2. DO watch from a balcony. DON’T run if you’re not ready.

Being chased by a several metric tons of beef is not for everybody. In fact, it’s not for the majority of the festival goers, most of whom watch the run from the safety of an overlooking balcony. We highly recommend against running the course unless you are fit, capable, and also a bit crazy. Runners should also brush up on the best practices for the course. But keep in mind that there is plenty of fun to be had as a spectator, so nobody is missing out by cheering from a balcony.

3. DO train for the run. DON’T run without preparing.

The course is about a 1/2 mile long. If running with the bulls is something you’re set on doing before you die, we highly recommend that you make sure you are capable of running further than this at a quick pace without stopping. The day of the run is not the day to finally decide you’re going to take up jogging. Plus, there are strictly enforced rules for the run that all participants should be aware of.

4. DO make a plan. DON’T assume you know.

Of course any trip abroad should include some room for spontaneity, but at big festivals with huge crowds like Running of the Bulls, you should always settle on a plan with your group. The possibility of getting lost or separated is real, so travelers should always decide on a meeting point in case someone wanders off. Plus, plans help you see a whole lot more. There is a lot to see and do outside of the festival grounds that is worth penciling into your trip. Ask guides and locals for what they recommend, and make the time to go for it!

5. DO hydrate properly. DON’T run if drunk.

Pamplona is hot in July, and Spain is not outfitted with air conditioning in the way that the States are. You are going to be hot and sweaty, and when you combine that with sangria and possibly running, it is super important that you always have water on hand. You’ll need to drink a lot more water than usual. We also want to extend a friendly reminder that sangria is not water. Don’t even think about running the route if you are drunk or hungover, something that breaks the rules of the festival.

6. DO wear running shoes. DON’T wear flip flops.

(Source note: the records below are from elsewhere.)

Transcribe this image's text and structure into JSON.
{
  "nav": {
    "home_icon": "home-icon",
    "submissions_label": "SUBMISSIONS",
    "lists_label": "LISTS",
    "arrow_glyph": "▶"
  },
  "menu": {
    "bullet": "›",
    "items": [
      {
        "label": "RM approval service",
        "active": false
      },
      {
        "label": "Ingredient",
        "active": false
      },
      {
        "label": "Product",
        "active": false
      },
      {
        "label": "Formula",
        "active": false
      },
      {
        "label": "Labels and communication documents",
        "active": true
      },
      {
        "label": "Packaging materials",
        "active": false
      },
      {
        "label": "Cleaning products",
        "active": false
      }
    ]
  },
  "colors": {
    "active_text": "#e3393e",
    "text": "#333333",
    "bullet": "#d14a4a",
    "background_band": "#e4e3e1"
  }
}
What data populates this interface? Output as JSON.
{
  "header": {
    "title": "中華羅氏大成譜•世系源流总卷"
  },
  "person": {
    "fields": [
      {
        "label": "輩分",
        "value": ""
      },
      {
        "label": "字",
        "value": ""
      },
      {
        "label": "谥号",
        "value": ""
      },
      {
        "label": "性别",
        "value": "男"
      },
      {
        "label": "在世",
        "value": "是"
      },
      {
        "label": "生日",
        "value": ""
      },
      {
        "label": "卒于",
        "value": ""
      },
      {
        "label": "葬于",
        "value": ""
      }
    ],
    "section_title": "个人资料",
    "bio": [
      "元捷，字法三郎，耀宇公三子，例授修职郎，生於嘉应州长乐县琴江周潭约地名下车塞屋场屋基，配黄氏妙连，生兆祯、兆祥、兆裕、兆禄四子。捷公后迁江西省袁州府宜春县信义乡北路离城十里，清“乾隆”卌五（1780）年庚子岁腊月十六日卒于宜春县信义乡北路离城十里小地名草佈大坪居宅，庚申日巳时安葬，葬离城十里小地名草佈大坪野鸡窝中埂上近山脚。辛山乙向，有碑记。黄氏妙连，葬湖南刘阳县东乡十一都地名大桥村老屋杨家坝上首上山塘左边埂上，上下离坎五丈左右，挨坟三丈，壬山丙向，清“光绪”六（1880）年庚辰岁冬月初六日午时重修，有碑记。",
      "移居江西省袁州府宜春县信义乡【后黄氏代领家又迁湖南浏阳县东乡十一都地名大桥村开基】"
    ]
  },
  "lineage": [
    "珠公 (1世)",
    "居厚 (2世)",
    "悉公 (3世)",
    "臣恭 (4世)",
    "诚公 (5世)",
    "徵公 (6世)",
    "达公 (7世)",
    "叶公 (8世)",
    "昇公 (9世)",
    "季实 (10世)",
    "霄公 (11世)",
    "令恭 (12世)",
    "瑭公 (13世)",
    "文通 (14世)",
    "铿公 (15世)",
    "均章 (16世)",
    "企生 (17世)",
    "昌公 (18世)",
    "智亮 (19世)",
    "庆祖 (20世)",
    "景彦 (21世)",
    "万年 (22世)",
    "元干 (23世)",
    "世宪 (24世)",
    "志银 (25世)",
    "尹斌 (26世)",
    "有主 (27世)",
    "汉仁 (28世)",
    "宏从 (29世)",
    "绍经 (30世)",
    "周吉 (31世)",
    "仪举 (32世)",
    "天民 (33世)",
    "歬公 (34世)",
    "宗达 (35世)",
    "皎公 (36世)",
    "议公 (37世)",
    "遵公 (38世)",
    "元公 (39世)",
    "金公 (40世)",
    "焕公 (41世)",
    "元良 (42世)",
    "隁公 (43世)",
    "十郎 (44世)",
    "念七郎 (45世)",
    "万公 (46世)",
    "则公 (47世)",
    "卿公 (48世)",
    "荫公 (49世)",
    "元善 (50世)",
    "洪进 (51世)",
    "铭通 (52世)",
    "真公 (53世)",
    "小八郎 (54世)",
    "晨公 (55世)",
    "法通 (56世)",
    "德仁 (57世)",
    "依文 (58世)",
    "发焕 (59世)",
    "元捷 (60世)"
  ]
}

Not only will you be removed by police if you try to run the route in flip flops, you’ll also look really dumb. If you plan on running with the bulls, pack your comfiest running shoes. Flip flops are best worn on the balconies, where a hooved animal that weighs over 2000 pounds can’t tread on your toes.

7. DO get a good night’s sleep. DON’T stay in the center of town.

Staying where all the action is may sound like a great idea at first, but after 8 nights of sleep deprivation you may begin to regret it. Runners should definitely rest up well before the event, but even if you’re not running, ensuring that you sleep well helps you make the most out of your waking hours. Staying outside of the noisy downtown area of Pamplona will help you feel rested so that you can see more sites, run faster, drink more sangria, and eat more paella during the day.

8. DO plan for other events. DON’T come only for the run.

The run may be why you come in the first place, but there is so much more to do and see in Pamplona during San Fermin! There are over 400 events scheduled as part of the official celebrations, offering activities for the whole family. From concerts to matadors to kids activities, there’s too much going on to be able to do it all. Plus, Pamplona is filled with gorgeous cathedrals and museums, amazing food and drink, and some seriously beautiful nature. Plan your trip right and the bull run may not even be the most memorable part of your journey!

9. DO have the best festival ever. DON’T have any regrets.

Cultural festivals like San Fermin offer a personal glimpse into centuries of tradition. You can’t go wrong if you arrive with an open mind and eagerness to participate. Whether or not you actually run with the bulls, you’re sure to encounter plenty of new and exciting opportunities during your time in Pamplona. Embrace them!